A mobilidade elétrica é um dos temas principais, especialmente numa altura em que a aceleração da transição energética seria desejável, quer pelos preços dos combustíveis fósseis (aumentados pela guerra na Ucrânia), quer pela necessidade ambiental. Apesar de tudo, na opinião de Rui Romano, Lisboa está ao nível das suas congéneres europeias. Mas, aponta o diretor de Rede da Cepsa, “ainda não há carregadores suficientes e apenas 30% dos portugueses têm condições de carregar os seus carros em casa”. É claro que, como salienta, há outros entraves como a autonomia que ainda não é a desejada, e os preços elevados dos carros elétricos.
Na perspetiva mais tecnológica, subjacente ao desenvolvimento de cidades inteligentes, Inês Ferreira defende que há mais oferta de serviços do que aqueles que o público em geral conhece. A diretora de produto ICT da Altice Portugal exemplifica, referindo as soluções de gestão de recolha inteligente de resíduos urbanos ou a medição de gases poluentes e de poluição sonora, que a operadora já disponibiliza em vários municípios. “O 5G vai acelerar a evolução das Smart Cities”, não duvida.
Ao longo da tarde, foram ainda abordadas temáticas como o desperdício alimentar, e o papel das marcas na consciencialização do consumidor e da sociedade para todas as temáticas que encaixam no chapéu da sustentabilidade.
Mais conclusões:
Desperdício alimentar. O retalho é um dos sectores com mais desafios a este nível e, por isso, “os selos de certificação e de sustentabilidade são essenciais para a consciência coletiva”, defende Elena Aldana. A diretora de Assuntos Públicos, Comunicação e ESG do Lidl, destaca também o peso de iniciativas que promovem o aproveitamento dos produtos, desde a venda com desconto na proximidade do fim do prazo, à entrega de produtos a pessoas com necessidades. Em 2021, revela, foram oferecidas 3300 toneladas de alimentos.
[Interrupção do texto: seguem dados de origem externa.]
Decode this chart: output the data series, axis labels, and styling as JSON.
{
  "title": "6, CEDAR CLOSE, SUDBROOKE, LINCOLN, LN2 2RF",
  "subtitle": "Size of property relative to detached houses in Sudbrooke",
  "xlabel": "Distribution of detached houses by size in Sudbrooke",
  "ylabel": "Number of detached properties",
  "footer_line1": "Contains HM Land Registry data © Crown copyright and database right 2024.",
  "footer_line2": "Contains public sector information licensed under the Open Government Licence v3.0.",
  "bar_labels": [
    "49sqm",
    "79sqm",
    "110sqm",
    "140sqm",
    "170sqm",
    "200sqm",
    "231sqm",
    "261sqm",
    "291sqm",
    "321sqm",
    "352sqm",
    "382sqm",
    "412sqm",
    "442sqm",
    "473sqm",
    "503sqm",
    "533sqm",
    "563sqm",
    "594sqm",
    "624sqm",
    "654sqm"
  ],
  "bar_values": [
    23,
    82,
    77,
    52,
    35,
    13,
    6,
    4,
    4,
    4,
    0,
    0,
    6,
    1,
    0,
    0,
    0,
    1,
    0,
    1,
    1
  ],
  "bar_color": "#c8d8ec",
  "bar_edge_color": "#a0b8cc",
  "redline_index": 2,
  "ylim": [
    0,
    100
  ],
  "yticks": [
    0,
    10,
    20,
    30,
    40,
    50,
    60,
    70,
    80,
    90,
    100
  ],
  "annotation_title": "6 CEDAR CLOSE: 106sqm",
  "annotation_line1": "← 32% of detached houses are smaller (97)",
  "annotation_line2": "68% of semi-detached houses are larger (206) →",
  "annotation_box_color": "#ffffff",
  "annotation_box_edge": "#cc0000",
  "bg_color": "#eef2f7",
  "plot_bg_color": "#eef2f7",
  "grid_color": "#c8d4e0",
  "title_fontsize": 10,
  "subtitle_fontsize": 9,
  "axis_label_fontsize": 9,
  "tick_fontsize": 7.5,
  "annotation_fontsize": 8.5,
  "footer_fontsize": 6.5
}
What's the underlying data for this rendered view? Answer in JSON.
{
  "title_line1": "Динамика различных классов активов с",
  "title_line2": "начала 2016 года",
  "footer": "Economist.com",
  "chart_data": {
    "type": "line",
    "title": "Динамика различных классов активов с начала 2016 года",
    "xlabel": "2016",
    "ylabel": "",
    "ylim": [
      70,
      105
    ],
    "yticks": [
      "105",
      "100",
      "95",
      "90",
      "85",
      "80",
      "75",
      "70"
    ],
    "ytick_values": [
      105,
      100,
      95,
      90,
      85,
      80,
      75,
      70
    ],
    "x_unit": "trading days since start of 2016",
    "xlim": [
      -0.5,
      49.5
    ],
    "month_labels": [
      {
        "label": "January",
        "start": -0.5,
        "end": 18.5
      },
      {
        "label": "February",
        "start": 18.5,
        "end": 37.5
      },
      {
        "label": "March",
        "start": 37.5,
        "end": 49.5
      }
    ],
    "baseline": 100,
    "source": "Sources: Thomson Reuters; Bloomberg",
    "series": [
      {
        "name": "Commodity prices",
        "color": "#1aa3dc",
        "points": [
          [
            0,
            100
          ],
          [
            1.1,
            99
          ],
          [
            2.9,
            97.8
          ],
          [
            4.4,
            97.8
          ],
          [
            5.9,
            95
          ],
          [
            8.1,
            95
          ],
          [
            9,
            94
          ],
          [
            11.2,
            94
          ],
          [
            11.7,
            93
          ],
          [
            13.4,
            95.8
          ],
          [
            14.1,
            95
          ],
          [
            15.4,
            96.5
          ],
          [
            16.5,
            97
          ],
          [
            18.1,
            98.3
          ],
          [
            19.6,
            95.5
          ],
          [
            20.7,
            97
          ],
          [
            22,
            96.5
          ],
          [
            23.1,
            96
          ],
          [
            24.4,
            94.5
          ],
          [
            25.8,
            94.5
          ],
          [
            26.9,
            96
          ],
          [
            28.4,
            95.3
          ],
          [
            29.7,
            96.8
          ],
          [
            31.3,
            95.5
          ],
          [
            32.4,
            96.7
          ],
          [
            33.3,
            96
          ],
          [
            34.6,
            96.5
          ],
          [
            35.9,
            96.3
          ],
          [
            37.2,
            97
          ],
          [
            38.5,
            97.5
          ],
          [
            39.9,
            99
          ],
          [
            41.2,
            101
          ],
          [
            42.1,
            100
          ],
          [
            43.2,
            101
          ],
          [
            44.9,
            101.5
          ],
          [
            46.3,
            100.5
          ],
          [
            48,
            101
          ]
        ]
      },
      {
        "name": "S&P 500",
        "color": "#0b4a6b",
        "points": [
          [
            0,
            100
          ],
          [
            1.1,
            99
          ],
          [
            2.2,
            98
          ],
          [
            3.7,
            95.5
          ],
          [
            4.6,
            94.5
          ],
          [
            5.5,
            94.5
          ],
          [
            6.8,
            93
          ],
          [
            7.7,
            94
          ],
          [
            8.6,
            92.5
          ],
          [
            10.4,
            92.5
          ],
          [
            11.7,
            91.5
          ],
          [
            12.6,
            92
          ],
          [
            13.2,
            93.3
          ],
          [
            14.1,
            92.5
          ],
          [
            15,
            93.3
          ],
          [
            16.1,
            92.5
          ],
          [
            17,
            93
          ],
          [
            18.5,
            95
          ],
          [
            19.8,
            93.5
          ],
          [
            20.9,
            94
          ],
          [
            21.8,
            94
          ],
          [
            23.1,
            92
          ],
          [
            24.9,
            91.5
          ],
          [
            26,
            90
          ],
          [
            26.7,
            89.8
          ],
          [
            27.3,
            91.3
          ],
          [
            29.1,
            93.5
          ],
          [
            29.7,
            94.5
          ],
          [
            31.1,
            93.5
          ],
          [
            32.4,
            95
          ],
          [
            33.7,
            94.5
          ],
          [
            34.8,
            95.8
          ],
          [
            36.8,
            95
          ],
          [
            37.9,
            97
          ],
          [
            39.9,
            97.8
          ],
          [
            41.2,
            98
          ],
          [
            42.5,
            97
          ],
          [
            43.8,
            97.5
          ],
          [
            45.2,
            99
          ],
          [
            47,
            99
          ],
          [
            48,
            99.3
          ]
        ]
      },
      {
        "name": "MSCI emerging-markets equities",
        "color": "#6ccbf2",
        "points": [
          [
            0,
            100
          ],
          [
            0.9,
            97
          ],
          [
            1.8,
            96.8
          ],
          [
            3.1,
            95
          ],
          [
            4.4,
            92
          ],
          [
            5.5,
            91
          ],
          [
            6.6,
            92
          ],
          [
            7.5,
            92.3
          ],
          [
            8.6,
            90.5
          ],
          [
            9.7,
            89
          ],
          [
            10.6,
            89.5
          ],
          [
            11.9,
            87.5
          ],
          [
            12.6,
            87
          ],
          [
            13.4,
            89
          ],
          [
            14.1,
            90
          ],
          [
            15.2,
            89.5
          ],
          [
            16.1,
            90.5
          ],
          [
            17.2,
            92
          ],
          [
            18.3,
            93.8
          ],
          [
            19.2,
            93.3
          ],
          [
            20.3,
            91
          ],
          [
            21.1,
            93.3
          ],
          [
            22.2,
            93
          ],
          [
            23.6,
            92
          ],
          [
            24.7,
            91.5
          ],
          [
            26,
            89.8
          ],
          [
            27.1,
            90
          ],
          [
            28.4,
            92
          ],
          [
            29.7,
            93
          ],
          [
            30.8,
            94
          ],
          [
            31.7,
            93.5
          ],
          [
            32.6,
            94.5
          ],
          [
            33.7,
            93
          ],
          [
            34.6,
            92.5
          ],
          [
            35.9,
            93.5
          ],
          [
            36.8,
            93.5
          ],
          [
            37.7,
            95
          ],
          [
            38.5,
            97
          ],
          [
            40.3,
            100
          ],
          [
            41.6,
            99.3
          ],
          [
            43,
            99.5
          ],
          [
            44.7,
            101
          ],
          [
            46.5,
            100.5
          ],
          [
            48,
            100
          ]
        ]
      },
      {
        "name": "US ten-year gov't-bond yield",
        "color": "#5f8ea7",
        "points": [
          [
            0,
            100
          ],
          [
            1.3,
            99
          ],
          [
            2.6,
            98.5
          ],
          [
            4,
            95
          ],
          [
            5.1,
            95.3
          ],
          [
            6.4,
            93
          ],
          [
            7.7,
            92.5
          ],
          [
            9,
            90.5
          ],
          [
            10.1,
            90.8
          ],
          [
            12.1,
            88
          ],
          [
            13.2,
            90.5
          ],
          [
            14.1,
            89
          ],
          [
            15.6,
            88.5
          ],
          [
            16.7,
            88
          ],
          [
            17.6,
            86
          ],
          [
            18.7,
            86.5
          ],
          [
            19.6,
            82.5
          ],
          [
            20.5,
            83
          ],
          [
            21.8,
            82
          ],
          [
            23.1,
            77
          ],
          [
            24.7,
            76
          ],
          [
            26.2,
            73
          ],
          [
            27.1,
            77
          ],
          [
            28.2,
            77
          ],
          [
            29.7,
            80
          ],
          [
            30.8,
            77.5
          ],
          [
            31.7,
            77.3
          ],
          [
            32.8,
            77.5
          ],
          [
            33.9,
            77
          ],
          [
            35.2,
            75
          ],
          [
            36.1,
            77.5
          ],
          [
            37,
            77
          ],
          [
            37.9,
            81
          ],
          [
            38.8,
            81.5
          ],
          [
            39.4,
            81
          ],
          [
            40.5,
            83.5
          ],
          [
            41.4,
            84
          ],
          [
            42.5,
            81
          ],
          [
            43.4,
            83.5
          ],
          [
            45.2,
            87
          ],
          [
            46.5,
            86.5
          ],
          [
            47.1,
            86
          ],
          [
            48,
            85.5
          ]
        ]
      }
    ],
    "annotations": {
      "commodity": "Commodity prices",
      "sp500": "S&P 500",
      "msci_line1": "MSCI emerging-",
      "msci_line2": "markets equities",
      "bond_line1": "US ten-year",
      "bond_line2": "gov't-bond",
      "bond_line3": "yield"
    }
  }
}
Cidades sustentáveis. Conetividade, cloud e segurança serão essenciais no desenvolvimento das Smart Cities, acredita Inês Ferreira, que reforça a importância do 5G para gerir a camada tecnológica destas cidades. Do lado da mobilidade, Rui Romano recorda a necessidade de reforçar a rede de carregamento nacional – um trabalho que a Cepsa está a fazer a nível ibérico, prevendo ter 1800 postos com carregadores ultra-rápidos em todo o território até 2024.
O papel das marcas. Ensinar os consumidores a ler de forma mais eficaz os rótulos dos produtos, e a reconhecer os selos que garantem a sua sustentabilidade é uma das missões do Lidl, e uma obrigação para todas as marcas, acredita Isa Cardoso, gestora de compras do Lidl. “Há espaço para desenvolver estas temáticas e fazer crescer a opinião pública”, acrescenta Patrícia Franganito. A gestora de certificação e formação no Bureau Veritas reforça ainda a necessidade mobilizar a sociedade, as empresas e o Estado para que possa existir uma verdadeira mudança de atitudes e comportamentos.